Data Pipelines

Motivation

Most business applications rely on data processing pipelines of some sort:

  • ETL process that moves data between databases.
  • Machine learning training solution.
  • Data aggregation and analytics.
  • Staging data from a transactional database to a warehouse.

Many of these jobs are not pure data manipulation programs. They also need to enrich the data and tie relevant services together. For example, processing a record may require external API calls that can fail and potentially take a long time.

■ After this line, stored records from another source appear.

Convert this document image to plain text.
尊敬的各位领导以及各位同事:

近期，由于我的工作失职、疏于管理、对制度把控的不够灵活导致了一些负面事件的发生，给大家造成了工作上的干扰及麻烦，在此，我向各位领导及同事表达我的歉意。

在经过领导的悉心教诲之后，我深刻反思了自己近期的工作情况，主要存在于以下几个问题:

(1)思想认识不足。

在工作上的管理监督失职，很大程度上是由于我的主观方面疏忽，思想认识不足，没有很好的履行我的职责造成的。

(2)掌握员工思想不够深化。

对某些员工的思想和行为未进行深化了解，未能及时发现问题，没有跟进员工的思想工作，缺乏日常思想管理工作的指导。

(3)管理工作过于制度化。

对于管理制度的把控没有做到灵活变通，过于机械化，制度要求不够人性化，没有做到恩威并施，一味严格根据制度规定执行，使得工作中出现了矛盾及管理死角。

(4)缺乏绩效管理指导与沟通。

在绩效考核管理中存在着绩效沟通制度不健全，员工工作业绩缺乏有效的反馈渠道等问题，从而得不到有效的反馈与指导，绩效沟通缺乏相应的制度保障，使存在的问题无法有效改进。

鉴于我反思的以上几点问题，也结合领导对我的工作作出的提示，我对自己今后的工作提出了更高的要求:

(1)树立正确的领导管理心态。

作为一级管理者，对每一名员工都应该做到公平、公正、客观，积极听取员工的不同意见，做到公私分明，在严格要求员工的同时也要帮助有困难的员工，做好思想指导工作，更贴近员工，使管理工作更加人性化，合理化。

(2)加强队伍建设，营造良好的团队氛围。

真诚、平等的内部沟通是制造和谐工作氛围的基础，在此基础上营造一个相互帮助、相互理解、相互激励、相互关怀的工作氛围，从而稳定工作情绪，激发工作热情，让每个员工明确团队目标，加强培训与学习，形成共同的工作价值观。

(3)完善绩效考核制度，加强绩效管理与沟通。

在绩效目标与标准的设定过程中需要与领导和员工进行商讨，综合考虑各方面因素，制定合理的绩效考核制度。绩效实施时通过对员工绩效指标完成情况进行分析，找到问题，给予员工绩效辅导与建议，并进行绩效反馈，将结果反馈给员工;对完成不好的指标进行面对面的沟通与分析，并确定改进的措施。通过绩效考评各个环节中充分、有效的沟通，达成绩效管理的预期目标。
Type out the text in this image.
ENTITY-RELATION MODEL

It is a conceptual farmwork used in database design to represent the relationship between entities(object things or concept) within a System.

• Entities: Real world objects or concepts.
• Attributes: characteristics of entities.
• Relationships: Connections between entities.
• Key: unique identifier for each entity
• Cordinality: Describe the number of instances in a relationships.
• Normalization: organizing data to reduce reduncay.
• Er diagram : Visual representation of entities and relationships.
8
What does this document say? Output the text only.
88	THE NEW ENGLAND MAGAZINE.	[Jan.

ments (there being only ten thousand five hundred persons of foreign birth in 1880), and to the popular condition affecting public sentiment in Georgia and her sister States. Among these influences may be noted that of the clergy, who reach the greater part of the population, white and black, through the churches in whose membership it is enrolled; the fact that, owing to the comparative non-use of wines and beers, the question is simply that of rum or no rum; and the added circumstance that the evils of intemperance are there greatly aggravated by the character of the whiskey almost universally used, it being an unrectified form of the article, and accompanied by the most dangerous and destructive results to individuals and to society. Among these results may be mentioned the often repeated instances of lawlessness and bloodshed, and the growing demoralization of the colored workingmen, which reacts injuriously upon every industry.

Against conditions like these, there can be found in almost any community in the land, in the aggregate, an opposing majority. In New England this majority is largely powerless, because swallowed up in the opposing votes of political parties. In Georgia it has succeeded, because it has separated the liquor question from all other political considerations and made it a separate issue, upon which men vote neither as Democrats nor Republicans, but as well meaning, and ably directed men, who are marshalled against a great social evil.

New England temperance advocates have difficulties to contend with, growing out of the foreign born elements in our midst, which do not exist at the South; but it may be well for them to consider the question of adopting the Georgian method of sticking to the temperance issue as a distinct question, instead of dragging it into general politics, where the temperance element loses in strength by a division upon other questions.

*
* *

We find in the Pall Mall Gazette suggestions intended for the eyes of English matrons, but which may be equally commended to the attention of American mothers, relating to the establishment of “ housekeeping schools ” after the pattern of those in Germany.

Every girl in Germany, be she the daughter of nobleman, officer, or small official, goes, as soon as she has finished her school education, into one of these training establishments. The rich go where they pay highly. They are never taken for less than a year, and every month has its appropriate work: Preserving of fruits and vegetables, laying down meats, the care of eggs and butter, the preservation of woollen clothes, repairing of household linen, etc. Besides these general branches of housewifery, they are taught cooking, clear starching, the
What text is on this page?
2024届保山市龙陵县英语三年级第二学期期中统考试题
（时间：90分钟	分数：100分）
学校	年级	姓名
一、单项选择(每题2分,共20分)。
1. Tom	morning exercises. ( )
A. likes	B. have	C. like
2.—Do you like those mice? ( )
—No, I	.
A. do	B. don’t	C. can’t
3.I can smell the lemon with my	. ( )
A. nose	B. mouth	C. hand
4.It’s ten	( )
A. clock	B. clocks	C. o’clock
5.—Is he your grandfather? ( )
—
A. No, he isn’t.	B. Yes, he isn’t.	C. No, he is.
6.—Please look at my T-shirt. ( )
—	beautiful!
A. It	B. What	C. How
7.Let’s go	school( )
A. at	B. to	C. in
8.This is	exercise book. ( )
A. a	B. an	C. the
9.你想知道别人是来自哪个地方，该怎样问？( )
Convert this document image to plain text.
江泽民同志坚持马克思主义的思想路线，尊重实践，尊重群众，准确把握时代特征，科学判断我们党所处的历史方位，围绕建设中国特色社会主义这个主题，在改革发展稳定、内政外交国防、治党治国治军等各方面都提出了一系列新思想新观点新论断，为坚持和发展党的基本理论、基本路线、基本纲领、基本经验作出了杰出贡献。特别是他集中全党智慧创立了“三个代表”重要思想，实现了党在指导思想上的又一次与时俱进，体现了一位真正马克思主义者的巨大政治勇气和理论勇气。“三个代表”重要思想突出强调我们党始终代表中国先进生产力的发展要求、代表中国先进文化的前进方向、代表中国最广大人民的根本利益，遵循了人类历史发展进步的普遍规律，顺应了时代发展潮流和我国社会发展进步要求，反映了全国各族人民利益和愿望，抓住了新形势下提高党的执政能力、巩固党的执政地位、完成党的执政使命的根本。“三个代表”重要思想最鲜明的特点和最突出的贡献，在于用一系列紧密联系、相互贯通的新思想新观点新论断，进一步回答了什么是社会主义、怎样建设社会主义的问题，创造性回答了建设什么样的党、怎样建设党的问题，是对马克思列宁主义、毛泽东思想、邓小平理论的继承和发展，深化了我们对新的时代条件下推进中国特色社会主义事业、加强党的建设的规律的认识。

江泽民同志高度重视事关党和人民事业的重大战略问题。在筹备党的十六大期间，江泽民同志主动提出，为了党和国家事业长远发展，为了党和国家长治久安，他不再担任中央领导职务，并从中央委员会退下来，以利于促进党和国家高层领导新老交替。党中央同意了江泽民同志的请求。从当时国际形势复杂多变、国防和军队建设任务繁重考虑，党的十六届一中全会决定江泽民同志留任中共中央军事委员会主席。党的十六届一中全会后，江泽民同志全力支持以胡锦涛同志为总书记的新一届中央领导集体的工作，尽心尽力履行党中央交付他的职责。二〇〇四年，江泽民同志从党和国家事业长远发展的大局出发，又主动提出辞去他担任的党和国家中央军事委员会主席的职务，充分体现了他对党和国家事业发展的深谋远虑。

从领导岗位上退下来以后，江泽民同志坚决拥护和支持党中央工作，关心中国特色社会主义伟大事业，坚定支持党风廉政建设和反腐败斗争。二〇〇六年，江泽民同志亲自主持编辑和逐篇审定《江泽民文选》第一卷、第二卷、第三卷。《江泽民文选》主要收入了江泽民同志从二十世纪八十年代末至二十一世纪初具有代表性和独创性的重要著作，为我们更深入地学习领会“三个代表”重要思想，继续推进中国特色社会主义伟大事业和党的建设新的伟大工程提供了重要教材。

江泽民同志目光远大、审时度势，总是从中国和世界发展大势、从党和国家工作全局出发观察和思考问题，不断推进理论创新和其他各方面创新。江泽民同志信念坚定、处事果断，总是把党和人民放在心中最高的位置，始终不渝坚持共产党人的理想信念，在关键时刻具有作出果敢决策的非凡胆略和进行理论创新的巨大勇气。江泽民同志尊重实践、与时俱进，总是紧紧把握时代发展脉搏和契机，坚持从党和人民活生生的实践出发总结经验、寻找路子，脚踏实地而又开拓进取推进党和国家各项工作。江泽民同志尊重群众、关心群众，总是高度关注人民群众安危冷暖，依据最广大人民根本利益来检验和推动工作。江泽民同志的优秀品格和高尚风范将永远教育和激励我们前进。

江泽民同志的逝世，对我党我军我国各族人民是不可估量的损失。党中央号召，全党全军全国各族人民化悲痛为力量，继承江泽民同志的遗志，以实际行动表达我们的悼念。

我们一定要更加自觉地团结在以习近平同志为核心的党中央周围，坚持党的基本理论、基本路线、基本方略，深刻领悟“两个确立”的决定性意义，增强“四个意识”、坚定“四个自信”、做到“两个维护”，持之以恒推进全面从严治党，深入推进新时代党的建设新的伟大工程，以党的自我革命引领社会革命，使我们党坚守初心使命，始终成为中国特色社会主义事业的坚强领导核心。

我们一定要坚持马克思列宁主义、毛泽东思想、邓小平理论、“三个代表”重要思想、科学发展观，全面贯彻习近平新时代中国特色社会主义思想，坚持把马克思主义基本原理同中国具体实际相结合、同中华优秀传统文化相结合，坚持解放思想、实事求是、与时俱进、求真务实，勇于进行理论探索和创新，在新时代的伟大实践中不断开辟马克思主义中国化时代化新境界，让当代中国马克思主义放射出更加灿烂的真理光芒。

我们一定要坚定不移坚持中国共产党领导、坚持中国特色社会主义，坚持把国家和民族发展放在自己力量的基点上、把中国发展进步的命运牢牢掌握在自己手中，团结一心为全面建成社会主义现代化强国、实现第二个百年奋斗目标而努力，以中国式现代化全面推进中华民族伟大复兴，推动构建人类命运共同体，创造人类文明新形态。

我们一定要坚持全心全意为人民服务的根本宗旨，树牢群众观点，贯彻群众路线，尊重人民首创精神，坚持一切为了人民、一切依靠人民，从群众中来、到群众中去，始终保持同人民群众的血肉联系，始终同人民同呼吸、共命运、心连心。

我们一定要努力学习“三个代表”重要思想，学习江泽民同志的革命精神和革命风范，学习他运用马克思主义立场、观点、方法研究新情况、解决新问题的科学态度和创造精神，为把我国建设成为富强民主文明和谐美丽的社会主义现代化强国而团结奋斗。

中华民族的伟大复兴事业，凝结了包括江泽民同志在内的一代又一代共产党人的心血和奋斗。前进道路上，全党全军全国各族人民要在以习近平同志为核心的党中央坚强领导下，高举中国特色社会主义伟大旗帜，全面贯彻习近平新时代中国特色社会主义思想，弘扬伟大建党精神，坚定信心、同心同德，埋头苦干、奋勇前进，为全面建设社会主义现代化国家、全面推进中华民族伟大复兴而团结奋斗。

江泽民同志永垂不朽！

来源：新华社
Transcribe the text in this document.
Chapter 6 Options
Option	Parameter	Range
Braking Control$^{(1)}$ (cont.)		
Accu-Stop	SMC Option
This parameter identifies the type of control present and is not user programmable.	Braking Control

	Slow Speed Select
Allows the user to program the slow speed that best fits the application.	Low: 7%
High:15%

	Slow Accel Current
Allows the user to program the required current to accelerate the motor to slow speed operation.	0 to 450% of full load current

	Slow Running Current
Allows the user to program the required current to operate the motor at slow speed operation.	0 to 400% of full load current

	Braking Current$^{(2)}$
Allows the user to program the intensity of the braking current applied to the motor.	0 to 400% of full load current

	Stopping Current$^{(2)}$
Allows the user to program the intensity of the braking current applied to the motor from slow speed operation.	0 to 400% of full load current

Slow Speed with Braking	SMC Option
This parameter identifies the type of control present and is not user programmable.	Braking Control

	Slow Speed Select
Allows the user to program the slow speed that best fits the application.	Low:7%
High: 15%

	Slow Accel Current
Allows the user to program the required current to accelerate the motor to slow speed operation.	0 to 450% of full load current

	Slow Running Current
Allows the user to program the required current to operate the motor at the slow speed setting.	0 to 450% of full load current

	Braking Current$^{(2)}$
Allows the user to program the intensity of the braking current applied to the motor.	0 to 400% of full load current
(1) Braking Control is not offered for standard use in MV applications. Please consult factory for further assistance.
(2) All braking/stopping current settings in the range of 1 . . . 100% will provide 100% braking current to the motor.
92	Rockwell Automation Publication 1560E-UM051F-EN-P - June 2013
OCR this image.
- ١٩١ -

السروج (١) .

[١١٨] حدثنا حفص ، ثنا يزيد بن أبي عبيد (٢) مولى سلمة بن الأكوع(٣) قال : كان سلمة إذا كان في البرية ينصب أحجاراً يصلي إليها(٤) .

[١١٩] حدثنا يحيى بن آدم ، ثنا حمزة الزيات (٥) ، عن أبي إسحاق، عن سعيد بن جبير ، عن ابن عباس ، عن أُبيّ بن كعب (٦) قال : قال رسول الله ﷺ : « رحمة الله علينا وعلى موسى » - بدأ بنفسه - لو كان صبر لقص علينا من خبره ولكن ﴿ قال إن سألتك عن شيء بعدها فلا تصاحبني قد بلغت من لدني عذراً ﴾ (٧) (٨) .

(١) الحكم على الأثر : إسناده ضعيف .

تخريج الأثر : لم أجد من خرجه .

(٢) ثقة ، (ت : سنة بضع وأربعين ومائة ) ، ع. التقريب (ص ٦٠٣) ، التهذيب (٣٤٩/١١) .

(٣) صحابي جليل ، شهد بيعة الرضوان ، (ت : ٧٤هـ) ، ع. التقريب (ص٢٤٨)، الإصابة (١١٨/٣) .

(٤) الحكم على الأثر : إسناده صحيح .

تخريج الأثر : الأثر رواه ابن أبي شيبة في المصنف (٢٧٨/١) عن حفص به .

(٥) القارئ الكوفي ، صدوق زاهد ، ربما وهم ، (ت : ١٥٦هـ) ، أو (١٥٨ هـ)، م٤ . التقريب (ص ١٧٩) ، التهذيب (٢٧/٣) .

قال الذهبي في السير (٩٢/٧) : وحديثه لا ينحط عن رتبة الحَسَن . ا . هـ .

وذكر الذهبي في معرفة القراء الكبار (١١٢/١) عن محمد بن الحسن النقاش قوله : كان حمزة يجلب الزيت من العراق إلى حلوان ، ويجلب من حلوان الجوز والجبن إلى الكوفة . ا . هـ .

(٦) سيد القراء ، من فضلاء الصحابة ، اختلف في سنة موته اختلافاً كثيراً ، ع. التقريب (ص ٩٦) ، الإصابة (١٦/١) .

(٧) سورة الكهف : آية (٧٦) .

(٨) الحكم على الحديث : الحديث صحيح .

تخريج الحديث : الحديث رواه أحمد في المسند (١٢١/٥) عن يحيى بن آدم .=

It is common to have large data sets partitioned across many hosts or databases or have billions of files in a distributed storage. Running a myriad of data processing jobs in parallel is a hard engineering problem. You have to track to their individual statuses, schedule them on available workers, and ensuring that all the subtasks succeed.

Benefits of Temporal

Temporal provides hard guarantees around the durability of data and seamlessly deals with long-running operations, retries, and intermittent failures. Temporal handles the distributed nature of these systems automatically.

Temporal is an ideal solution for implementing a full scan of a dataset in a scalable and resilient way. The standard pattern is to run an activity (or multiple parallel activities for partitioned data sets) that performs the scan and heartbeats its progress back to Temporal. In the case of a host failure, the operation is retried on a different host and continues execution from the last reported progress.

One crucial feature of Temporal is its ability to route task execution to a specific process or host. It is often useful to control how ML models and other large files are distributed across hosts. For example, if an ML model is partitioned by the city, the requests should be routed to hosts that contain the corresponding city model.